—Dormía muy apañadita —alcanzó a decir—, modosita como una oruga…
Cada mañana me acercaba a recoger la leche a la casa vecina de los Nikitin. Gente de orden. Tenían un televisor y una reproducción de La desconocida de Kramskóy22 en la pared… Nikitin se ponía a trabajar a las cinco de la mañana. Arreglaba la valla, cavaba en el huerto. Una vez lo vi con una ternera colgada por las piernas. La estaba desollando. Con un cuchillo blanquísimo, cubierto de sangre…
Mijal Iványch despreciaba a los Nikitin. Y, en justa reciprocidad, los Nikitin lo despreciaban a él.
—¿Sigue bebiendo? —se interesaba Nadezhda Fiódorovna, mezclando la comida de los gallos en una batea.
—Lo vi en el campamento —decía Nikitin, mientras le daba a la garlopa—, cocido desde primera hora de la mañana.
No me apetecía hacerles coro.
—Es un buen tipo.
—Buenísimo —asentía Nikitin—. Tanto que casi pasa a cuchillo a su mujer. Le quemó toda la ropa. Tiene a los chavales correteando en zapatillas todo el invierno… Por lo demás sí que es bueno, sí…
—Misha es un insensato, lo reconozco, pero es buena gente y tiene una elegancia interior…
De hecho, había algo aristocrático en Mijal Iványch… No devolvía botellas vacías, las tiraba.
—Me da vergüenza —decía—, me parece cosa de mendigos…
Un día se despertó en muy mal estado. Se lamentaba:
—Estoy temblando enterito…
Le di un rublo. A la hora de comer le pregunté:
—¿Qué tal, estás mejor?
—¿Cómo así?
—Que si te has despejado…
—¡Y cómo! ¡Entró echando chispas como un chorrito de agua en la sartén! Hay que ver, cómo silbaba…
Por la tarde volvió a enfermar.
—Voy a donde Nikitin. A ver si me da un rublo. O si me lo echa, o sea…

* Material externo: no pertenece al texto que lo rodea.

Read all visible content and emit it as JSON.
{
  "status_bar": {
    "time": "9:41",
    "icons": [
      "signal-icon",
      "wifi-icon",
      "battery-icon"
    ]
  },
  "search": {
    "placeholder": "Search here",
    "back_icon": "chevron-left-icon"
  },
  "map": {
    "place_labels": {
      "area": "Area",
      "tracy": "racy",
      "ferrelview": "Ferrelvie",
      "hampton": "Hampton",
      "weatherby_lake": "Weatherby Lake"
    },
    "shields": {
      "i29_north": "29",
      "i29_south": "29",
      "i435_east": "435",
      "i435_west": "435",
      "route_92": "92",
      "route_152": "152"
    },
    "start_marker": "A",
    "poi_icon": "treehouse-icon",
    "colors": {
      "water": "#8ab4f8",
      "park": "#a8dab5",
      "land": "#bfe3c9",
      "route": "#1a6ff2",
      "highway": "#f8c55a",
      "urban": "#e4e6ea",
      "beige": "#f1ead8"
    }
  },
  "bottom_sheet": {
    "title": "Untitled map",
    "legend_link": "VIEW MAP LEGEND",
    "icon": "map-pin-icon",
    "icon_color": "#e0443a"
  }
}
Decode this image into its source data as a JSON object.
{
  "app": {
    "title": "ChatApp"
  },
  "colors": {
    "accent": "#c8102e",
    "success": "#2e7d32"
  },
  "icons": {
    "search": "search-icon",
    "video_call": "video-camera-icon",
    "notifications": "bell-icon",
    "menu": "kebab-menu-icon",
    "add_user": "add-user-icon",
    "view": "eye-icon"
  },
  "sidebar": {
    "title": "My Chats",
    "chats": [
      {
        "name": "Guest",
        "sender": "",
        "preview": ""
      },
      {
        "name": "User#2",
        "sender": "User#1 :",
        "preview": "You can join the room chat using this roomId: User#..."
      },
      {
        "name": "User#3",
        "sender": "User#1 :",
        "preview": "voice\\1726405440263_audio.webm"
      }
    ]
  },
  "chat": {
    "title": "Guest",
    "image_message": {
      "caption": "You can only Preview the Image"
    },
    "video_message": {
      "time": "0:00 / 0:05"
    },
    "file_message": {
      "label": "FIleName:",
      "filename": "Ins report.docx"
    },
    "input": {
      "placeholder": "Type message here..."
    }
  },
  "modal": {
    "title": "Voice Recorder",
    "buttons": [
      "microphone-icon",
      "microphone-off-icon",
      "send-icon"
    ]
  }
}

Salí al porche y presencié su conversación:
—Vecino, asqueroso, échame una monedita.
—Me debes pasta desde las últimas fiestas…
—Te lo devolveré todo.
—Hablaremos cuando me devuelvas lo que me debes.
—Escucha: te lo pago todo con el anticipo.
—¿Con qué anticipo? Si te echaron ya ni se sabe cuándo, por vago…
—¡Bah!… Que les den.. Pero préstame algo, anda. ¡Dame algo por lealtad a tus principios, hostia! ¡Deja claro que eres un soviético de ley!
—¿Para vodka, o qué?
—¿Cómo así? Para un asunto que tengo…
—¿Qué asunto es ese, parásito?
A Mijaíl Iványch le costaba mentir. Flaqueaba.
—Tengo que echar un trago —dijo.
—No te doy nada. Mosquéate, si quieres, pero yo no te doy nada.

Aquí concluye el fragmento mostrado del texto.